Point on distance is 26 yards, maximum gap of 20 inches at 13 yards. 20 yard gap is 16.5 inches. I realize the numbers may not be literally that exact every time but that’s the average. I certainly won’t be shooting past 20 yards for any reason on a hunting shot. I’m happy that between 15-20 yards I can reliably put the point somewhere behind the hoof/leg line, using that line as an elevation reference, and expect the arrow to impact up from there. I know the arrow setup is slower than say a  10 GPP setup but I need to have a gap I can use accurately, plus when I get my rose arrows spined down to fly right out of a 45 pound bow with wide handle they end up 14-15 GPP and I obviously can’t lighten them up any further by working down the shaft, so nature was pushing toward a heavier GPP anyways.

Pat B:
Are you hunting from a tree or the ground?  I don't use the gap method so I can't help with any of that.
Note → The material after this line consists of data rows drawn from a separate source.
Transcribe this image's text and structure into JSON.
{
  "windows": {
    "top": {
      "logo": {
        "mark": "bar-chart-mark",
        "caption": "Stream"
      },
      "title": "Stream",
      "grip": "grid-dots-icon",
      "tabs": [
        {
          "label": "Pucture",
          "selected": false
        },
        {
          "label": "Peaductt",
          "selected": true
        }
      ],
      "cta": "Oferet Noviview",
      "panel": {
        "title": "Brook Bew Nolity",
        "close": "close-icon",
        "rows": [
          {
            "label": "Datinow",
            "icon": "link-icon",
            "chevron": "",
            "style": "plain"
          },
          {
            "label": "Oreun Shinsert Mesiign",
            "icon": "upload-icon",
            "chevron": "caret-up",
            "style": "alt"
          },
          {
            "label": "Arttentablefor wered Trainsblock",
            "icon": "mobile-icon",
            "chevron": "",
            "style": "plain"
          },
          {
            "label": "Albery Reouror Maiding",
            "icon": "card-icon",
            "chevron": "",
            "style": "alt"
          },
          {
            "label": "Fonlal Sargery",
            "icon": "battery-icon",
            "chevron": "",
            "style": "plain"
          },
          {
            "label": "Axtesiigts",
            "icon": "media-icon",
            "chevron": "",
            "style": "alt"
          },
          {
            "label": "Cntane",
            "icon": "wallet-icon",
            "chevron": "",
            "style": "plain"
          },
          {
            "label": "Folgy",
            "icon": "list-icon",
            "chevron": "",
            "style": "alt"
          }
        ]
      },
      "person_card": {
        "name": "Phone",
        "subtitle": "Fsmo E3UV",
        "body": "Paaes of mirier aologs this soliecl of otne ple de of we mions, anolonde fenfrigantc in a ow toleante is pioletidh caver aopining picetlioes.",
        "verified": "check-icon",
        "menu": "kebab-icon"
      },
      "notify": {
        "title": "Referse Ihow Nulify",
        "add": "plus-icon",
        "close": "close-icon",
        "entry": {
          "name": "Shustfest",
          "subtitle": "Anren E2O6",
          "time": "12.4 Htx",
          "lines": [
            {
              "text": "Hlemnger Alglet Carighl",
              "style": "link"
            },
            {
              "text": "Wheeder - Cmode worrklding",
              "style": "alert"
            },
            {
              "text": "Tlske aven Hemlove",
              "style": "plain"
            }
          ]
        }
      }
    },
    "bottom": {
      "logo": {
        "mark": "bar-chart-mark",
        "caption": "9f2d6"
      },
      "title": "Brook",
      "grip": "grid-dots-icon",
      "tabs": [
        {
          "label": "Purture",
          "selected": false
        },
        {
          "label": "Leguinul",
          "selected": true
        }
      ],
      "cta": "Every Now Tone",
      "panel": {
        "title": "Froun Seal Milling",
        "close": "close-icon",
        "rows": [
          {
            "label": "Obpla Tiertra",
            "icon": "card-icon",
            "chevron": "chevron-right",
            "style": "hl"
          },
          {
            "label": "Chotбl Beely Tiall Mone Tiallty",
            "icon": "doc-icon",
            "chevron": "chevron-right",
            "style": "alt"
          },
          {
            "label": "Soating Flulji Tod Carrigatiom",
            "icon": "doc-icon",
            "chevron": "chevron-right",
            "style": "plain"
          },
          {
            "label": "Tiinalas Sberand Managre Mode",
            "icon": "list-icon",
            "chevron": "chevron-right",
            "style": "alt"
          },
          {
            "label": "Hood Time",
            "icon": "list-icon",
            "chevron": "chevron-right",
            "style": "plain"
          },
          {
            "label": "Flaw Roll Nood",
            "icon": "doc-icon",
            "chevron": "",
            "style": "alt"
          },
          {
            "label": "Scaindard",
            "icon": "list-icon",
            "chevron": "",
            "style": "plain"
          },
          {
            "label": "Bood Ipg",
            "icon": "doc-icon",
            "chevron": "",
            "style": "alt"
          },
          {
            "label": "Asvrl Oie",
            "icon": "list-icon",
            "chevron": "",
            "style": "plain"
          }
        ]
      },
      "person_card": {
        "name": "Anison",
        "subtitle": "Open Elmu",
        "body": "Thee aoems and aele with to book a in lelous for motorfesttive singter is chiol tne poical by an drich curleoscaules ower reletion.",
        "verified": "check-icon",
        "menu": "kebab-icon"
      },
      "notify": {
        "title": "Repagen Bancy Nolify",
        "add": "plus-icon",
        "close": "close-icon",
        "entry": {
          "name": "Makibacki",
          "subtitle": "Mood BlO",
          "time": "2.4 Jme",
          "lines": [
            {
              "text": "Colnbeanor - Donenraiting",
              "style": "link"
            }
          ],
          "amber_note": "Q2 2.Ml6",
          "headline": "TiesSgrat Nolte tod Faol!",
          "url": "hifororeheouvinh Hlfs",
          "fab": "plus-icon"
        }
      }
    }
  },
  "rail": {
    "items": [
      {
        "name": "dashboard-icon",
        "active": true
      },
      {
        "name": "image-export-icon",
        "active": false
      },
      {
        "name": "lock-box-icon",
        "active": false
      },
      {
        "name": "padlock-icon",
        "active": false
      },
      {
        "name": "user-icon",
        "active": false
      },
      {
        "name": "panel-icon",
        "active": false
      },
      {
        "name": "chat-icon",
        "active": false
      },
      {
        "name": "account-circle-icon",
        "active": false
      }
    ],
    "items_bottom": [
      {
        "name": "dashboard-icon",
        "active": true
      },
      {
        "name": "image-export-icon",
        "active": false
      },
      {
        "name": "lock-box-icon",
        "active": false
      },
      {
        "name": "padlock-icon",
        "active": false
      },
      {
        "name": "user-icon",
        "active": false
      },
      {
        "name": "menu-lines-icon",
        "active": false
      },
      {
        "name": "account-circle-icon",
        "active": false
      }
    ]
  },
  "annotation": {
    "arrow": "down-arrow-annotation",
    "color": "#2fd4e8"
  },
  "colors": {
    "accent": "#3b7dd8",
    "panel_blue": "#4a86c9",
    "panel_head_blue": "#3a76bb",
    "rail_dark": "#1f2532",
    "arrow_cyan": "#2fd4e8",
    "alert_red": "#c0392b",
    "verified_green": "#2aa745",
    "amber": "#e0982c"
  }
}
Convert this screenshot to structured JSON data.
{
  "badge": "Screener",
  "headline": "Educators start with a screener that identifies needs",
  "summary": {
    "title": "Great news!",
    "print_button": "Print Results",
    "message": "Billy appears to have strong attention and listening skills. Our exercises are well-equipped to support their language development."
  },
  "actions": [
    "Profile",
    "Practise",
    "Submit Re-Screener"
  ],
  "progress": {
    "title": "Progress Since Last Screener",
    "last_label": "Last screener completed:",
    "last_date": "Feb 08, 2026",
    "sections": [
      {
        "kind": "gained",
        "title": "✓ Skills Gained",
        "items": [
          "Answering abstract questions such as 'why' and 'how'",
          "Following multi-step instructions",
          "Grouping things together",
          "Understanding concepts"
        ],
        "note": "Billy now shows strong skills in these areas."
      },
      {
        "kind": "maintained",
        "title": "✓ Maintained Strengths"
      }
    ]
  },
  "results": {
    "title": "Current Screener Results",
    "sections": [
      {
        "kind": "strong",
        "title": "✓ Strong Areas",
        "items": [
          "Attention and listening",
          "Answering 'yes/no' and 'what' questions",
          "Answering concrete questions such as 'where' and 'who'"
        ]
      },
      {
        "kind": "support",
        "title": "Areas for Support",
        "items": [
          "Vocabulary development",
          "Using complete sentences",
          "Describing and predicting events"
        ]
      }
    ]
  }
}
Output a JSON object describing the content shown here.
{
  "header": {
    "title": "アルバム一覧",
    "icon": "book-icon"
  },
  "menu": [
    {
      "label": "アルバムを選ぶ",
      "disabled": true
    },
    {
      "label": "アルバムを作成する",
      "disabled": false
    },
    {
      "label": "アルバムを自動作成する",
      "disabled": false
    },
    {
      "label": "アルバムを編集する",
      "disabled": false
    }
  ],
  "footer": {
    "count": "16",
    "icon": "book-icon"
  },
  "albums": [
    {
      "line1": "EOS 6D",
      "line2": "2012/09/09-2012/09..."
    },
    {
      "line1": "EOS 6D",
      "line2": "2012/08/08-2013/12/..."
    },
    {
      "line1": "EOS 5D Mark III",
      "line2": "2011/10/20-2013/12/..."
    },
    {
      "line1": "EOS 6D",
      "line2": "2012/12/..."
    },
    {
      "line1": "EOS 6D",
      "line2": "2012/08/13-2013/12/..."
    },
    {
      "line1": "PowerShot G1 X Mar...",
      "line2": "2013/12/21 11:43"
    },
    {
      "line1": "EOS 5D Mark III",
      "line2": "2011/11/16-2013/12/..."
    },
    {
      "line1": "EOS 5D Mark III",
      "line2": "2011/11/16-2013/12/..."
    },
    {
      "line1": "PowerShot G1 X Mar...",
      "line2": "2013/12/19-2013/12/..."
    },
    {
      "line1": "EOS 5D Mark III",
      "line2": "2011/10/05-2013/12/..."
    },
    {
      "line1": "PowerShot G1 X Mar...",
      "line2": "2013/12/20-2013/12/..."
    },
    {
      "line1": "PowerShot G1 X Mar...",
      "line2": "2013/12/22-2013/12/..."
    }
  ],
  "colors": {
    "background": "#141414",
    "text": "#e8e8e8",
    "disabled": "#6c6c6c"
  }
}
I just look where the arrow will go and make sure my draw, anchor and release are perfect. 10 to 15 yards is my ideal shot and 20 is my max. Where I hunt 20 would be almost nonexistent because of the brushy terrain I usually hunt.
 Over 10gpp would be a very heavy arrow for a 45# bow @26" so be damn sure you know your arrow trajectory.
 Good luck with your hunting this season.

bradsmith2010:
my best deer hunting was with 20 yard, point on,,
I would suggest raise your anchor and get point on at 20,,,

Black Moshannon:
I’ll be hunting from some ground blinds but will use hang on treestand when I hunt state game land.  Going to restrict shots to fifteen yards and under for now. The heavy arrow thing is something I dwell on. I heard about a couple stickbow guys shooting 16-17 GPP with 40 something pound bows, one did it to get a 25 yard point on for hunting and the other was trying to get maximum penetration under the Ashby heavy arrow theories and a quiet release for close quarters deer hunting. The difference is they are using efficient manufactured recurves and longbows, my selfbows are not going to be putting out the same energy. So I’ve been thinking of stepping up to make my bows keep more reflex or maybe lighten up the limbs. For now I don’t think there will be a problem as long as I keep the shot close. The arrow trajectory arc is probably pretty drastic but theres that trade off, small gaps with a heavy arrow and big differences in gap size from varying distances, or use a lighter arrow with a flatter trajectory . have larger gaps but lesser differences in the gap size at varying distances. I have long neck and it seems like my gaps were going to be pretty large so the heavy arrow worked well into the formula to shrink the gaps. If I shoot split finger the arrow point is somewhere down in the dirt where I can barely see it in relation to target. I might try split for shots 40 yards and over (face walking) to keep arrow tip just under target at all distances. Will see what type of penetration I get with this setup

Black Moshannon:
I like the idea of a twenty yard point on. I’ll play with raising the anchor. I just can’t lift up too far and get out of back tension and end up with a shoulder pull. I seem to have a long neck and face, some people have that short neck their shoulder line is just right below and they can really get that arrow up just below the eye and keep all the work in the back. I might be able to get away with a little more lift into a higher anchor.